Un sourire fendit le visage de l'ancien Griffondor, et il poussa l'énorme et over-sucrée boisson vers son ancien collègue.

-Ça faisait un bail, Severus, non ? Au moins six ans... Depuis la fin de la troisième guerre, je dirais ?

-Le démantèlement de l'Ordre, précisément. Ajouta machinalement le brun.

-Ah, oui, je me rappelle, pouffa le châtain. Tu avais explosé le tableau de la Walburga, sous prétexte que « maintenant que ce sale cabot déménage, je peux vous péter la gueule sans avoir l'air de prendre son parti, sale harpie de mes deux, xénophobe ancêtre ridé comme les parties génitales de Merlin ! ». C'était bien drôle...

Le sourire qu'il lui adressa eut le mérite de provoquer un second bug de la part du Serpentard.

-Lupin, je ne comprends strictement rien...

-Écoute, on se connaît depuis nos onze ans et on s'est battu côte à côte, on s'est sauvé la vie plusieurs fois, je pense que tu peux m'appeler par mon prénom, maintenant.

Le brun poussa un soupir à fendre l'âme.

-Très bien, Lup-... Re-... Remus, je ne comprends rien, que fais-tu ici ?

-Je travaille.

Nouveau sourire.

Nouvelle pause.

Nouveau soupir.

-...Mais encore ?

-En tant que barman.

Nouveau sourire.

Nouvelle pause.

Grognement.

Le Griffondor pouffa et reprit, toujours avec ce satané sourire sur les lèvres :

-J'ai été embauché il y a sept ans, un peu après la fin de la guerre. Sirius à déménagé, Harry à fini Poudlard et est parti étudier en Norvège, bien qu'il doit être en Russie en ce moment, Hermione a passé le barreau, Ronald vit sa vie en Amérique, nouvellement devenu président de la succursale Honeydukes, qui aurait cru que ce petit développerait autant de talent dans l'économie ? Kingsley, Tonks et Alastor vivent leurs vies d'aurors, Albus est toujours diabétique, et je me suis retrouvé au chômage, seul, sans abri, et sans le sou. Dur de passer de vétéran respecté à loup-garou sans emploi du jour au lendemain. On peut dire beaucoup de choses, mais on ne peut pas retirer à Voldemort d'avoir pourvu des emplois...

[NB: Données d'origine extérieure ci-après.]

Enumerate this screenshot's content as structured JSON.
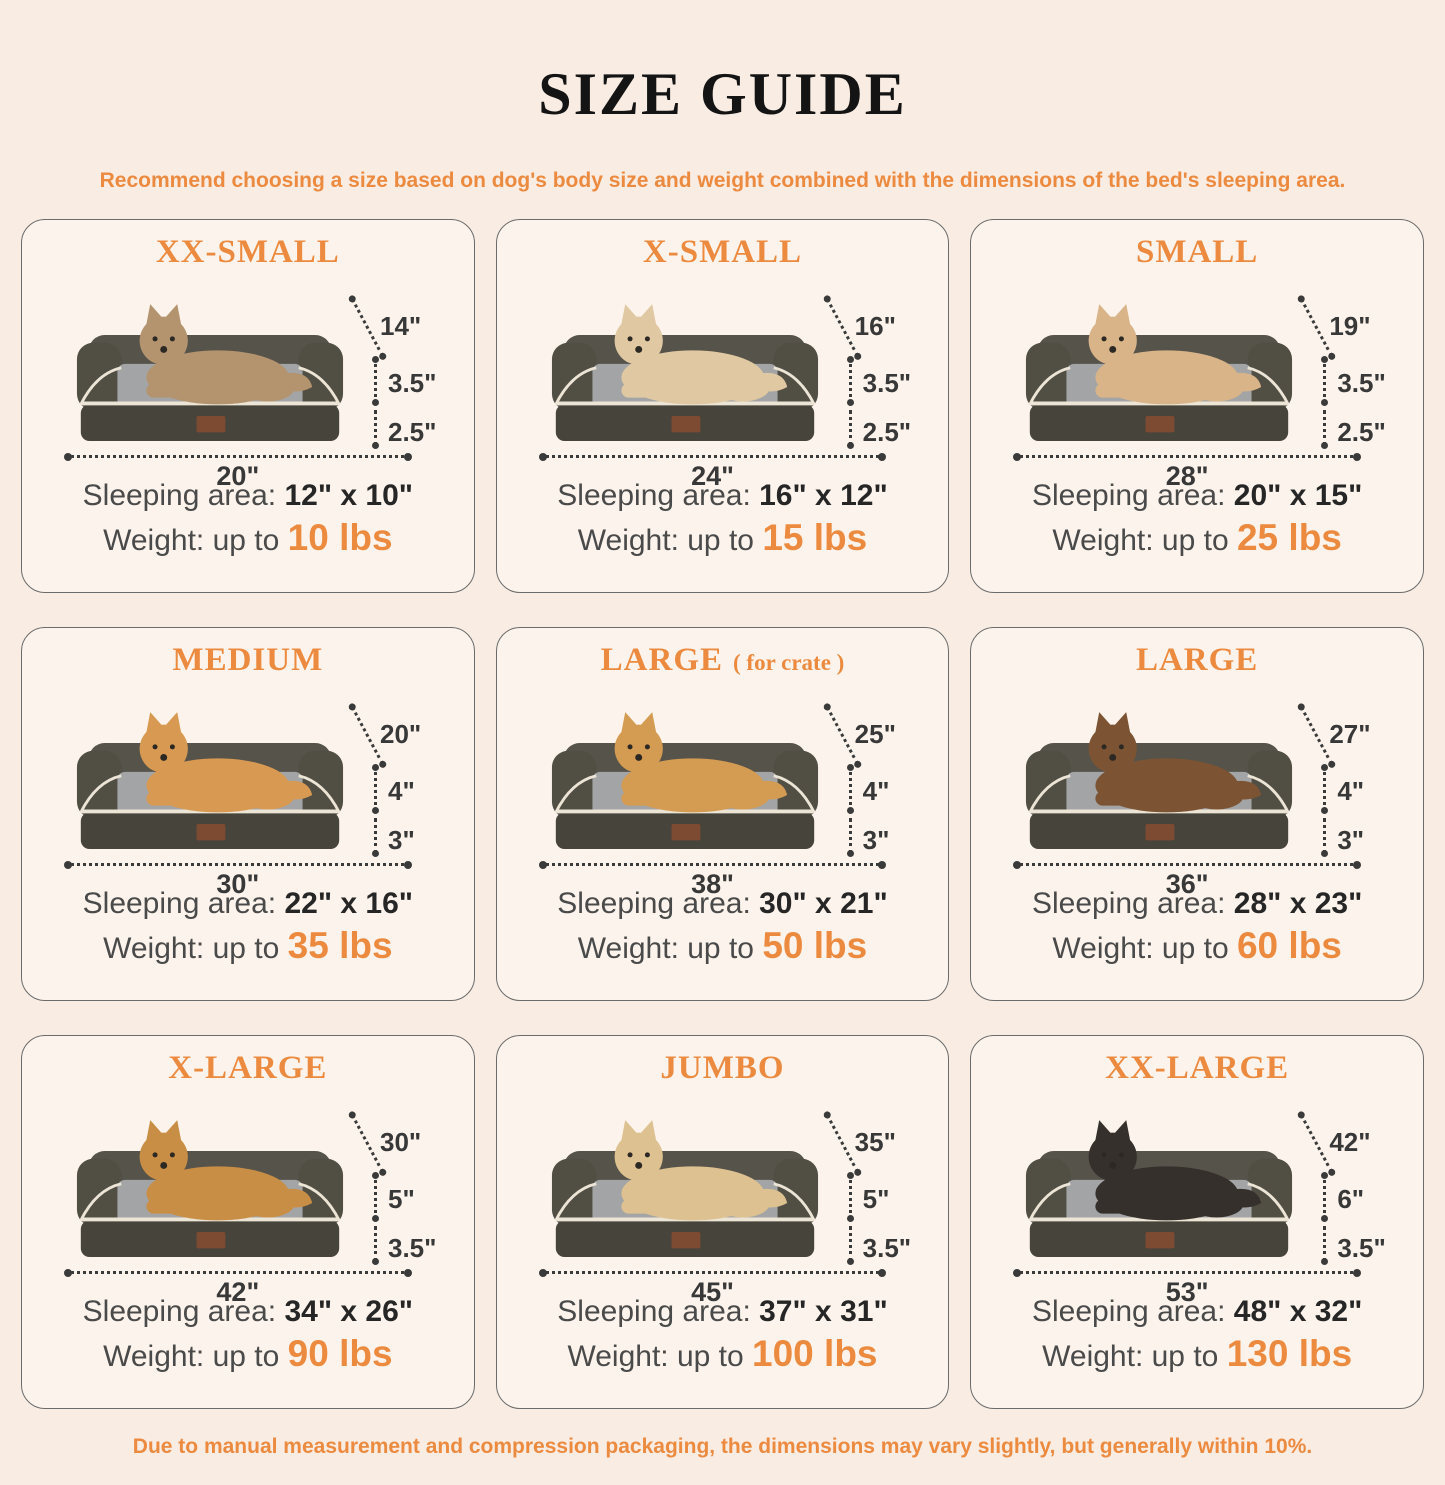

Le ton, moqueur, arracha une moue gênée au Serpentard. Lui n'avait rien fait pour l'aider, il avait simplement reprit sa vie de détestable et détesté professeur de potions.

-Je suis dés-

-Oh ne le sois pas ! Le coupa Remus, avec un sourire. J'ai trouvé le meilleur des emplois, alors que je venais me bourrer la gueule, comme toi. Je n'allais pas bien, je ne voulais voir personne, ni accepter aucune aide, qu'elle vienne de Sirius, d'Albus ou des enfants. Et puis, quelqu'un m'a aidé à me saouler, à me dé-saouler, et m'a donné un chocolat chaud. Cette personne a parlé de moi au patron, et Abelforth m'a engagé en tant que barman. Comme ça, il peut se reposer, et elle cuisiner tranquillement. Et me voilà responsable du bar et des âmes en peine !

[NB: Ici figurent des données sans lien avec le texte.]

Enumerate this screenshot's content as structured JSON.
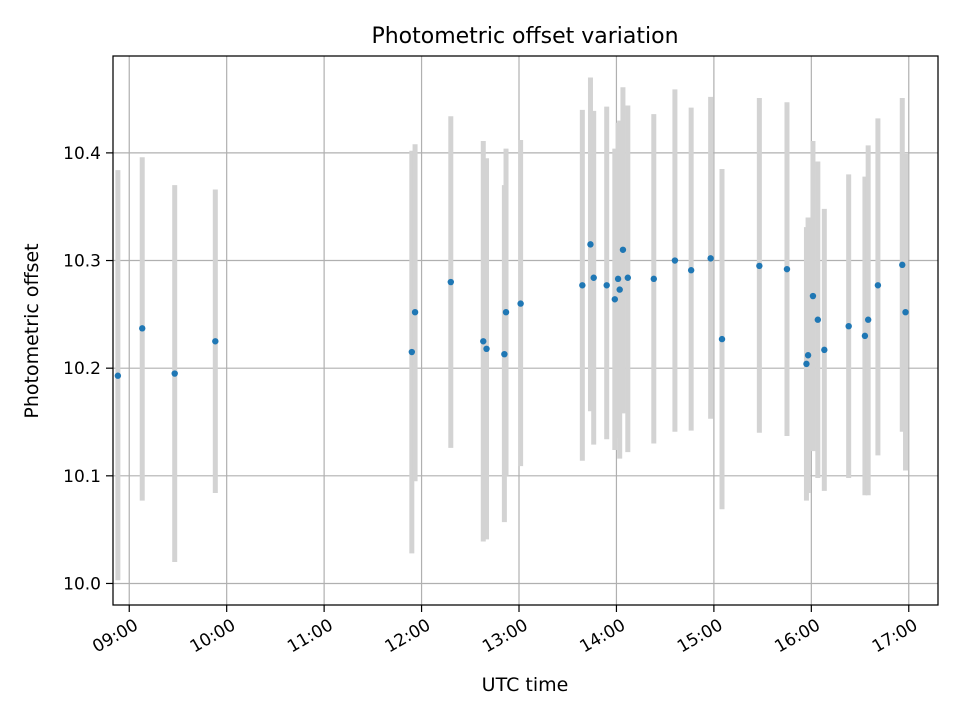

Et toujours ce satané sourire.

Severus ne put que se sentir gêné de s'être laissé aller devant cet homme qu'il n'avait jamais réellement su détester. Même après qu'il lui ai filé la phobie panique des loup-garous.

-Et tu es heureux ?

Oui, Severus Snape venait de poser cette question.

Attendez, quoi ?

Plusieurs instants passèrent, en silence, et une voix grave, cassée, brisée, coupa le moment.

-Un verre, s'il te plaît, garçon.

L'homme, le vétéran de guerre avait parlé. Le sourire apaisé reprit ses droits sur le visage du châtain et il attrapa un verre avec souplesse.

-Tout de suite !

Se déplaçant avec agilité, il déposa le verre devant l'homme qui l'avait apostrophé et récupéra délicatement les différents récipients vides qui peuplaient la table.

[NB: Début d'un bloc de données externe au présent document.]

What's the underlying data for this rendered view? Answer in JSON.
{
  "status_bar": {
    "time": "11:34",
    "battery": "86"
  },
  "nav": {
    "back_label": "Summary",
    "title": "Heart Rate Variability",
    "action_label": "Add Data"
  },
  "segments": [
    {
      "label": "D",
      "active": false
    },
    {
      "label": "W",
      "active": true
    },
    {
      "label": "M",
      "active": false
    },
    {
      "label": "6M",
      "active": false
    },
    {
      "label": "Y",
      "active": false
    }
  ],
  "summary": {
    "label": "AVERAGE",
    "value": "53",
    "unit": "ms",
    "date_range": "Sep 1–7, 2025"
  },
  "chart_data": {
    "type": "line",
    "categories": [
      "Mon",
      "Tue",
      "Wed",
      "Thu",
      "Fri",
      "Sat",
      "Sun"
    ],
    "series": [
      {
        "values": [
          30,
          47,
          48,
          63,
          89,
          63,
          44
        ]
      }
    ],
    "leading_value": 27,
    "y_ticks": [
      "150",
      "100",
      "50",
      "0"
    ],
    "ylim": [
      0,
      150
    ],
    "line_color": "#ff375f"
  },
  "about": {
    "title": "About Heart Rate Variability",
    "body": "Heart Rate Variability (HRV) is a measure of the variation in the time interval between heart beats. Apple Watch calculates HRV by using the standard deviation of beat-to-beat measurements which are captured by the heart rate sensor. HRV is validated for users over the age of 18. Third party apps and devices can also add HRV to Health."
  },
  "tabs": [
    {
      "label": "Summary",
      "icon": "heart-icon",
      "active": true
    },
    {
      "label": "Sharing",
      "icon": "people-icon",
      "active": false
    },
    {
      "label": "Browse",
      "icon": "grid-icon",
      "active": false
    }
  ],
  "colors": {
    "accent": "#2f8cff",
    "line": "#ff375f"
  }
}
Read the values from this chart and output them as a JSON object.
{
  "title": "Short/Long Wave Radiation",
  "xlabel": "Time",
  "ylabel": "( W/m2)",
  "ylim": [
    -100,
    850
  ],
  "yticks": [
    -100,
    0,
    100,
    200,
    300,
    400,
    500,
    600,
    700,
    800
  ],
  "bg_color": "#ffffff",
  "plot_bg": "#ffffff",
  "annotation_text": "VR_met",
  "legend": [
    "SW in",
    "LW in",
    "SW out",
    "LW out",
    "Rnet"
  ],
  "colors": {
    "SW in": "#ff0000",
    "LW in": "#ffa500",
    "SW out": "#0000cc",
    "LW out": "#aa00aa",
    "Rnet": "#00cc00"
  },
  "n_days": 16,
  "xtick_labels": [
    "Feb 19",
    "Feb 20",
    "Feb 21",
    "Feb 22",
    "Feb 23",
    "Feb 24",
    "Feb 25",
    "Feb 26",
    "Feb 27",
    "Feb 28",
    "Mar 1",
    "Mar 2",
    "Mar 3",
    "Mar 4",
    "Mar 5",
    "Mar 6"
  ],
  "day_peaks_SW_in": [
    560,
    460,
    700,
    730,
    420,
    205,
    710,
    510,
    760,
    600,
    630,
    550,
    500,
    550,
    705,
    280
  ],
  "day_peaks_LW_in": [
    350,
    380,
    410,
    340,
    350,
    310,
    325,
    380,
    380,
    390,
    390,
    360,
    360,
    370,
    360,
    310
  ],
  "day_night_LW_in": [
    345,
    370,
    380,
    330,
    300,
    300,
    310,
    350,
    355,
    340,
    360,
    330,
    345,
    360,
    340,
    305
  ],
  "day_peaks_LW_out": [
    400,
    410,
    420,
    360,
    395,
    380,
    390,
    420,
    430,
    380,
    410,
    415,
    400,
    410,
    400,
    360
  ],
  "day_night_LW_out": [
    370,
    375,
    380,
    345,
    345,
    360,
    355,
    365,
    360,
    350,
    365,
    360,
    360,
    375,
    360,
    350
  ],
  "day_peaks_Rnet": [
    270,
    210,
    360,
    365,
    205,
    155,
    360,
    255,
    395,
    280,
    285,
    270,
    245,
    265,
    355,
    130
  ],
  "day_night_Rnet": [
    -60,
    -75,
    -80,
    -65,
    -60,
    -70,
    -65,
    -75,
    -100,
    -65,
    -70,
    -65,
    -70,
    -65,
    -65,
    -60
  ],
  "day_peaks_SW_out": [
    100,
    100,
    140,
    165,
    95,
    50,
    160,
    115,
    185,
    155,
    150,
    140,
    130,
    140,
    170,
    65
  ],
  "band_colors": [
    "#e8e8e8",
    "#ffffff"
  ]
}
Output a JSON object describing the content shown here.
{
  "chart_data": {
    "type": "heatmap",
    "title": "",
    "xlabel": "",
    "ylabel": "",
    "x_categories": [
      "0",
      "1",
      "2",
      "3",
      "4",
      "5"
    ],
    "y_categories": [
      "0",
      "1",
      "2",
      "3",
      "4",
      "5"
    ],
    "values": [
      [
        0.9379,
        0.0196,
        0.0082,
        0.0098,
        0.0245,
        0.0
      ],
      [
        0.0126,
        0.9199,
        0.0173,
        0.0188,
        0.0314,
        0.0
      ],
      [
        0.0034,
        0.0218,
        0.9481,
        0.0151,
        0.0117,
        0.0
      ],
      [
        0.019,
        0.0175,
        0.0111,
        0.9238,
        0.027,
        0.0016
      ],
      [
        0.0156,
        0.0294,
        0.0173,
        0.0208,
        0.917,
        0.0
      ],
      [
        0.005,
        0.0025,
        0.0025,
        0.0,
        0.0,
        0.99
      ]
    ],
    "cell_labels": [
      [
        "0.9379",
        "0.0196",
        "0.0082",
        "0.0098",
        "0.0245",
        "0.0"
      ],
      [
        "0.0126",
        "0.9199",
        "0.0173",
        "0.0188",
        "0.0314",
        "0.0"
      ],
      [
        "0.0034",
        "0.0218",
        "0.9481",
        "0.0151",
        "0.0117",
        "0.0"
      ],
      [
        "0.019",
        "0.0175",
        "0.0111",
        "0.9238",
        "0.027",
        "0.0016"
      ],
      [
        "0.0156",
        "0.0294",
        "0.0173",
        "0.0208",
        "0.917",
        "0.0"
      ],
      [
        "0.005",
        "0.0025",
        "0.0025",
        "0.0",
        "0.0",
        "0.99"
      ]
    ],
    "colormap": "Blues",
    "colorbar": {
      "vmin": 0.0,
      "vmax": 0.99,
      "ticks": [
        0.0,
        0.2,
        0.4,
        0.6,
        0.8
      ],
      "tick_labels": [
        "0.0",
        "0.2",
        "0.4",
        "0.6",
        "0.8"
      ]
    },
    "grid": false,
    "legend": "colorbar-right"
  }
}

Revenant face au Serpentard, Remus reprit, doucement :

-Je pense que oui, je crois que je suis heureux.

Et le sourire qui accompagnait ces mots était d'une sincérité rare.

Severus acquiesça et prit la tasse qu'il lui avait tendue.

-Merci.

Laissant le sucre envahir – et sûrement boucher – ses artères, il soupira de bien-être comme il l'avait rarement fait.

Et en face de lui, souriant, se tenait un Griffondor, la tête entre les mains, accoudé au bar comme un enfant partageant son bonheur.

Un sourire se fraya lentement un passage sur les fines lèvres du Serpentard.

Saleté de Griffondor...

Et le coucou ne put que siffler son accord.